Pangkas Bunga Kredit Acuan, Otoritas China Diperkirakan Akan Melanjutkan Pelonggaran

Selasa, 21 Desember 2021 | 11:53 WIB
Pangkas Bunga Kredit Acuan, Otoritas China Diperkirakan Akan Melanjutkan Pelonggaran
[ILUSTRASI. Foto udara Evergrande Cultural Tourism City, proyek Evergrande Group yang terhenti, di Suzhou, Provinsi Jiangsu, China, 22 Oktober 2021. REUTERS/Xihao Jiang ]
Reporter: Sumber: Reuters | Editor: Thomas Hadiwinata

KONTAN.CO.ID - SHANGHAI. China pada Senin (20/12) memangkas suku bunga pinjaman yang menjadi acuan, untuk pertama kalinya dalam 20 bulan terakhir. Pemangkasan lending prime rate (LPR) itu bertujuan untuk menopang pertumbuhan ekonomi yang melambat. Pelonggaran berjalan hati-hati, karena otoritas masih mewaspadai pasar properti yang sangat terbebani utang.

LPR untuk jangka satu tahun diturunkan 5 basis poin menjadi 3,80% dari sebelumnya 3,85%. Sedangkan LPR lima tahun dipertahankan sebesar 4,65%.

Pengurangan tersebut merupakan pemotongan LPR pertama sejak April 2020.

Dua puluh sembilan dari 40 trader dan ekonom yang disurvei Reuters pekan lalu memperkirakan pemotongan LPR. 

Sebagian besar pinjaman di China, baik fasilitas baru maupun yang sudah outstanding, merujuk ke LPR satu tahun. Sementara LPR tenor lima tahun mempengaruhi harga hipotek rumah.

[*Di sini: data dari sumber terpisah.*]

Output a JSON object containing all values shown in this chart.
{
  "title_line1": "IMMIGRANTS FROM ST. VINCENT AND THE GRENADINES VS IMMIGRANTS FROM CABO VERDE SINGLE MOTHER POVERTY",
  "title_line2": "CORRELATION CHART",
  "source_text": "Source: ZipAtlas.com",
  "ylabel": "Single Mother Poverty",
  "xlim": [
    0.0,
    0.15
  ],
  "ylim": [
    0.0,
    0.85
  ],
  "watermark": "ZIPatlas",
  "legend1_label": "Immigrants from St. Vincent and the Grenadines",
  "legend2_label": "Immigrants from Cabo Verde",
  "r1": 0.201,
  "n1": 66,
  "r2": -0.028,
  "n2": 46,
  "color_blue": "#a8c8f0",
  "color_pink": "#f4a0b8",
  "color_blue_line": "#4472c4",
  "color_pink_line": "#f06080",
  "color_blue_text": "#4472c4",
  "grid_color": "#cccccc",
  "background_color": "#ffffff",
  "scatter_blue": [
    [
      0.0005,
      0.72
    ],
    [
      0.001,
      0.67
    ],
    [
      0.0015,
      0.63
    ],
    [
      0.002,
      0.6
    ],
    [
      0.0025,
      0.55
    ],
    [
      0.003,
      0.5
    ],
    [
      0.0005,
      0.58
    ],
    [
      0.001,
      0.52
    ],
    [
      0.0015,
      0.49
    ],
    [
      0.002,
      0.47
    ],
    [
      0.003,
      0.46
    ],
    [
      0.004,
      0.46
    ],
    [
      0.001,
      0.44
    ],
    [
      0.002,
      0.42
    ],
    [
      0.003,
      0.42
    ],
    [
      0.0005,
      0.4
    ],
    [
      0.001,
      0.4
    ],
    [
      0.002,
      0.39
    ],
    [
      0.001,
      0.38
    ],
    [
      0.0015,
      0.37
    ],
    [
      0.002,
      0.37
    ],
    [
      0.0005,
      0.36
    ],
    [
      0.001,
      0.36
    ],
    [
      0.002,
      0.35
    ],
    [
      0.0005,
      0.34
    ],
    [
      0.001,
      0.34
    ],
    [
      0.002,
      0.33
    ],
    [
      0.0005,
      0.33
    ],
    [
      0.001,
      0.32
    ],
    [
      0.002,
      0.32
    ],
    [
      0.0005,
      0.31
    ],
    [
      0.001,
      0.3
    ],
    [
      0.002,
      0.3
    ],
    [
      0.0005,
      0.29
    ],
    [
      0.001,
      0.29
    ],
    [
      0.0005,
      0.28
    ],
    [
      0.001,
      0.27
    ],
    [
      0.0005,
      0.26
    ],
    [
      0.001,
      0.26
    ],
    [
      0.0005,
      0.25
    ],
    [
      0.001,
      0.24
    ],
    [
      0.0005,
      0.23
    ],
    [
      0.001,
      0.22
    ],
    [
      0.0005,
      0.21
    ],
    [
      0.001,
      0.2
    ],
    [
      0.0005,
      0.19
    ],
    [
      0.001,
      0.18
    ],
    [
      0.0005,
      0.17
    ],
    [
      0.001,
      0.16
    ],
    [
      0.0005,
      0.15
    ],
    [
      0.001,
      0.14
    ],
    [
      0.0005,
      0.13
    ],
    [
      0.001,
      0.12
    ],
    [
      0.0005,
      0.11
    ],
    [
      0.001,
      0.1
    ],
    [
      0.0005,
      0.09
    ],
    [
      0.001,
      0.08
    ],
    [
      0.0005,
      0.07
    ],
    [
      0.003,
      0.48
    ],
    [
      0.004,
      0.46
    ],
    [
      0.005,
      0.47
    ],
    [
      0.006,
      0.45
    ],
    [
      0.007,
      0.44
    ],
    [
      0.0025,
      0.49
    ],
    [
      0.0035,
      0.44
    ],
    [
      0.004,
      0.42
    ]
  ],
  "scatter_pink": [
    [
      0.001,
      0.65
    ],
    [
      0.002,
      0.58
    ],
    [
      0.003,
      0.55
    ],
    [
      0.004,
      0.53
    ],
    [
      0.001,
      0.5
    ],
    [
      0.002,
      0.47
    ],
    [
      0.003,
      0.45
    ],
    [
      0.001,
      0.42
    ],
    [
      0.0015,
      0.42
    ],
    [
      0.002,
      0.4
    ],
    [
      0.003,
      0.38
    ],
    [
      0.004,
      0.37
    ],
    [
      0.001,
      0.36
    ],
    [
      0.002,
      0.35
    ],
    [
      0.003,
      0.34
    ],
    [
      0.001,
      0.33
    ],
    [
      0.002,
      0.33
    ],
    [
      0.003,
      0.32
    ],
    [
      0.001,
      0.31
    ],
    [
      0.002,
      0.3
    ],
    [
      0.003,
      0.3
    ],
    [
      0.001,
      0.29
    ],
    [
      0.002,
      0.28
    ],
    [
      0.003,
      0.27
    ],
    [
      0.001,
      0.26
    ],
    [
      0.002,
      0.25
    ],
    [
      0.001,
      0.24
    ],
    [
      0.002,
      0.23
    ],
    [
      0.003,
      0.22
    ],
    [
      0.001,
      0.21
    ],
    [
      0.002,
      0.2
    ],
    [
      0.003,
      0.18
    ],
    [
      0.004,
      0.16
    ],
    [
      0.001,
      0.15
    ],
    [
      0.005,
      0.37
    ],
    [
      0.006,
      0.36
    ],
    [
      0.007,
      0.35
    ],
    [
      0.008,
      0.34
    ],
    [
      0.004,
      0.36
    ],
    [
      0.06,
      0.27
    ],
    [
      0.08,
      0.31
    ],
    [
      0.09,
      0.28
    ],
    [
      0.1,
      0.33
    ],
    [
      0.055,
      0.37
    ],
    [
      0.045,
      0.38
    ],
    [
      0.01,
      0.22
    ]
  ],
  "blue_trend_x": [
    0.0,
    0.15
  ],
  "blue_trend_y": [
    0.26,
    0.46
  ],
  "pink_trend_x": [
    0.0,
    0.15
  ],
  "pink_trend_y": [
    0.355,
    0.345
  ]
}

Baca Juga: Ekonomi Tahun Depan Diramal Lebih Solid, Analis Rerkomendasikan Saham-Saham Ini

"Pemotongan itu memperkuat pandangan kami bahwa pihak berwenang semakin terbuka untuk memangkas suku bunga di bawah bayang-bayang tantangan ekonomi," kata Xing Zhaopeng, ahli strategi senior China di ANZ.

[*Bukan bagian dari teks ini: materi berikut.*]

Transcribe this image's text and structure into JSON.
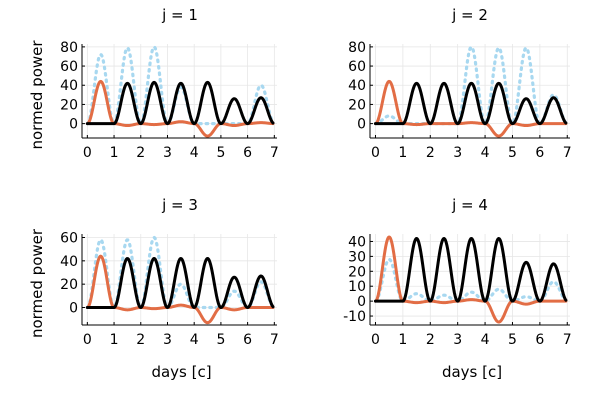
{
  "chart_data": [
    {
      "type": "line",
      "title": "j = 1",
      "xlabel": "",
      "ylabel": "normed power",
      "xlim": [
        -0.2,
        7.1
      ],
      "ylim": [
        -15,
        83
      ],
      "xticks": [
        0,
        1,
        2,
        3,
        4,
        5,
        6,
        7
      ],
      "yticks": [
        0,
        20,
        40,
        60,
        80
      ],
      "grid": true,
      "series": [
        {
          "color": "#a8d8f0",
          "style": "dotted",
          "peaks": [
            {
              "x": 0.5,
              "y": 72
            },
            {
              "x": 1.5,
              "y": 79
            },
            {
              "x": 2.5,
              "y": 80
            },
            {
              "x": 3.5,
              "y": 38
            },
            {
              "x": 4.5,
              "y": 0
            },
            {
              "x": 5.5,
              "y": 0
            },
            {
              "x": 6.5,
              "y": 40
            }
          ]
        },
        {
          "color": "#e26d45",
          "style": "solid",
          "peaks": [
            {
              "x": 0.5,
              "y": 44
            },
            {
              "x": 1.5,
              "y": -2
            },
            {
              "x": 2.5,
              "y": -1
            },
            {
              "x": 3.5,
              "y": 2
            },
            {
              "x": 4.5,
              "y": -13
            },
            {
              "x": 5.5,
              "y": -2
            },
            {
              "x": 6.5,
              "y": 1
            }
          ]
        },
        {
          "color": "#000000",
          "style": "solid",
          "peaks": [
            {
              "x": 0.5,
              "y": 0
            },
            {
              "x": 1.5,
              "y": 42
            },
            {
              "x": 2.5,
              "y": 43
            },
            {
              "x": 3.5,
              "y": 42
            },
            {
              "x": 4.5,
              "y": 43
            },
            {
              "x": 5.5,
              "y": 26
            },
            {
              "x": 6.5,
              "y": 27
            }
          ]
        }
      ]
    },
    {
      "type": "line",
      "title": "j = 2",
      "xlabel": "",
      "ylabel": "",
      "xlim": [
        -0.2,
        7.1
      ],
      "ylim": [
        -15,
        83
      ],
      "xticks": [
        0,
        1,
        2,
        3,
        4,
        5,
        6,
        7
      ],
      "yticks": [
        0,
        20,
        40,
        60,
        80
      ],
      "grid": true,
      "series": [
        {
          "color": "#a8d8f0",
          "style": "dotted",
          "peaks": [
            {
              "x": 0.5,
              "y": 8
            },
            {
              "x": 1.5,
              "y": 0
            },
            {
              "x": 2.5,
              "y": 0
            },
            {
              "x": 3.5,
              "y": 80
            },
            {
              "x": 4.5,
              "y": 79
            },
            {
              "x": 5.5,
              "y": 79
            },
            {
              "x": 6.5,
              "y": 30
            }
          ]
        },
        {
          "color": "#e26d45",
          "style": "solid",
          "peaks": [
            {
              "x": 0.5,
              "y": 44
            },
            {
              "x": 1.5,
              "y": -1
            },
            {
              "x": 2.5,
              "y": 0
            },
            {
              "x": 3.5,
              "y": 1
            },
            {
              "x": 4.5,
              "y": -13
            },
            {
              "x": 5.5,
              "y": -2
            },
            {
              "x": 6.5,
              "y": 0
            }
          ]
        },
        {
          "color": "#000000",
          "style": "solid",
          "peaks": [
            {
              "x": 0.5,
              "y": 0
            },
            {
              "x": 1.5,
              "y": 42
            },
            {
              "x": 2.5,
              "y": 42
            },
            {
              "x": 3.5,
              "y": 42
            },
            {
              "x": 4.5,
              "y": 42
            },
            {
              "x": 5.5,
              "y": 26
            },
            {
              "x": 6.5,
              "y": 27
            }
          ]
        }
      ]
    },
    {
      "type": "line",
      "title": "j = 3",
      "xlabel": "days [c]",
      "ylabel": "normed power",
      "xlim": [
        -0.2,
        7.1
      ],
      "ylim": [
        -15,
        63
      ],
      "xticks": [
        0,
        1,
        2,
        3,
        4,
        5,
        6,
        7
      ],
      "yticks": [
        0,
        20,
        40,
        60
      ],
      "grid": true,
      "series": [
        {
          "color": "#a8d8f0",
          "style": "dotted",
          "peaks": [
            {
              "x": 0.5,
              "y": 58
            },
            {
              "x": 1.5,
              "y": 58
            },
            {
              "x": 2.5,
              "y": 60
            },
            {
              "x": 3.5,
              "y": 20
            },
            {
              "x": 4.5,
              "y": 0
            },
            {
              "x": 5.5,
              "y": 14
            },
            {
              "x": 6.5,
              "y": 22
            }
          ]
        },
        {
          "color": "#e26d45",
          "style": "solid",
          "peaks": [
            {
              "x": 0.5,
              "y": 44
            },
            {
              "x": 1.5,
              "y": -2
            },
            {
              "x": 2.5,
              "y": -1
            },
            {
              "x": 3.5,
              "y": 2
            },
            {
              "x": 4.5,
              "y": -13
            },
            {
              "x": 5.5,
              "y": -2
            },
            {
              "x": 6.5,
              "y": 0
            }
          ]
        },
        {
          "color": "#000000",
          "style": "solid",
          "peaks": [
            {
              "x": 0.5,
              "y": 0
            },
            {
              "x": 1.5,
              "y": 42
            },
            {
              "x": 2.5,
              "y": 42
            },
            {
              "x": 3.5,
              "y": 42
            },
            {
              "x": 4.5,
              "y": 42
            },
            {
              "x": 5.5,
              "y": 26
            },
            {
              "x": 6.5,
              "y": 27
            }
          ]
        }
      ]
    },
    {
      "type": "line",
      "title": "j = 4",
      "xlabel": "days [c]",
      "ylabel": "",
      "xlim": [
        -0.2,
        7.1
      ],
      "ylim": [
        -16,
        45
      ],
      "xticks": [
        0,
        1,
        2,
        3,
        4,
        5,
        6,
        7
      ],
      "yticks": [
        -10,
        0,
        10,
        20,
        30,
        40
      ],
      "grid": true,
      "series": [
        {
          "color": "#a8d8f0",
          "style": "dotted",
          "peaks": [
            {
              "x": 0.5,
              "y": 28
            },
            {
              "x": 1.5,
              "y": 5
            },
            {
              "x": 2.5,
              "y": 4
            },
            {
              "x": 3.5,
              "y": 6
            },
            {
              "x": 4.5,
              "y": 8
            },
            {
              "x": 5.5,
              "y": 3
            },
            {
              "x": 6.5,
              "y": 13
            }
          ]
        },
        {
          "color": "#e26d45",
          "style": "solid",
          "peaks": [
            {
              "x": 0.5,
              "y": 43
            },
            {
              "x": 1.5,
              "y": -1
            },
            {
              "x": 2.5,
              "y": -1
            },
            {
              "x": 3.5,
              "y": 1
            },
            {
              "x": 4.5,
              "y": -14
            },
            {
              "x": 5.5,
              "y": -2
            },
            {
              "x": 6.5,
              "y": 0
            }
          ]
        },
        {
          "color": "#000000",
          "style": "solid",
          "peaks": [
            {
              "x": 0.5,
              "y": 0
            },
            {
              "x": 1.5,
              "y": 42
            },
            {
              "x": 2.5,
              "y": 42
            },
            {
              "x": 3.5,
              "y": 42
            },
            {
              "x": 4.5,
              "y": 42
            },
            {
              "x": 5.5,
              "y": 26
            },
            {
              "x": 6.5,
              "y": 25
            }
          ]
        }
      ]
    }
  ]
}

Dia melihat keputusan Beijing untuk mempertahankan suku bunga acuan berjangka lima tahun menunjukkan otoritas memilih untuk tidak menggunakan sektor properti untuk merangsang pertumbuhan ekonomi.

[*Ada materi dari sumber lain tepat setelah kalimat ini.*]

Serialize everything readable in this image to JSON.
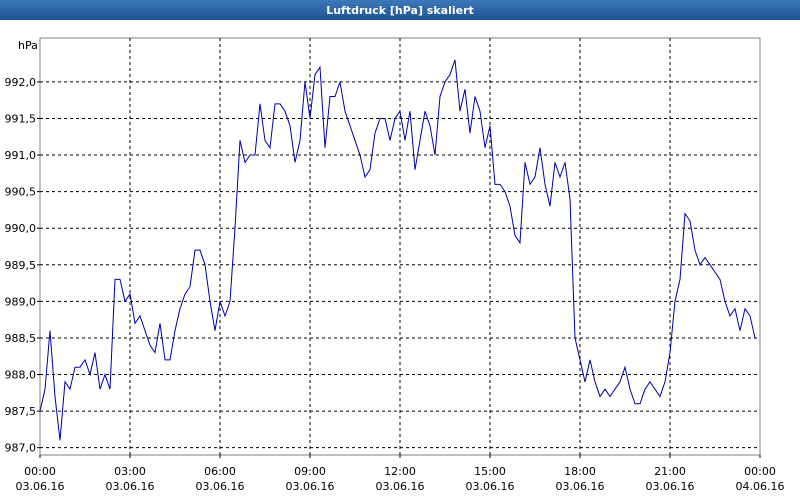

Beberapa analis mengatakan, langkah bank sentral memangkas giro wajib minimum dua kali di tahun ini, memungkinkan perbankan memangkas biaya kredit. Dalam hitungan Goldman Sachs, dua kali pemotongan itu memungkinkan menambah likuiditas perbankan hingga 28 miliar yuan.

Kendati sudah diperkirakan pasar, langkah Beijing memangkas bunga kredit acuan mencerminkan langkah China yang berbeda dengan otoritas moneter di negara lain.

Beberapa analis memperkirakan Beijing akan melakukan pelonggaran lebih lanjut untuk menahan perlambatan ekonomi. Namun para ekonom belum satu suara mengenai skala dan jadwal pelonggaran.

Sejumlah indikator ekonomi baru-baru ini, termasuk penjualan ritel dan pertumbuhan investasi, menunjukkan ekonomi yang melambat. Sementara pengetatan peraturan pada sektor teknologi telah meredam sentimen investor. Pembatasan baru untuk memerangi peningkatan kasus Covid-19 dapat semakin menekan pertumbuhan.

"Kami mengharapkan pemangkasan 45 basis poin (bps) lebih lanjut untuk LPR satu tahun selama 2022," kata Mark Williams, kepala ekonom Asia di Capital Economics, dalam sebuah catatan.

Xing ANZ mengharapkan pemotongan RRR lainnya pada awal 2022 di tengah meningkatnya risiko kredit di sektor properti.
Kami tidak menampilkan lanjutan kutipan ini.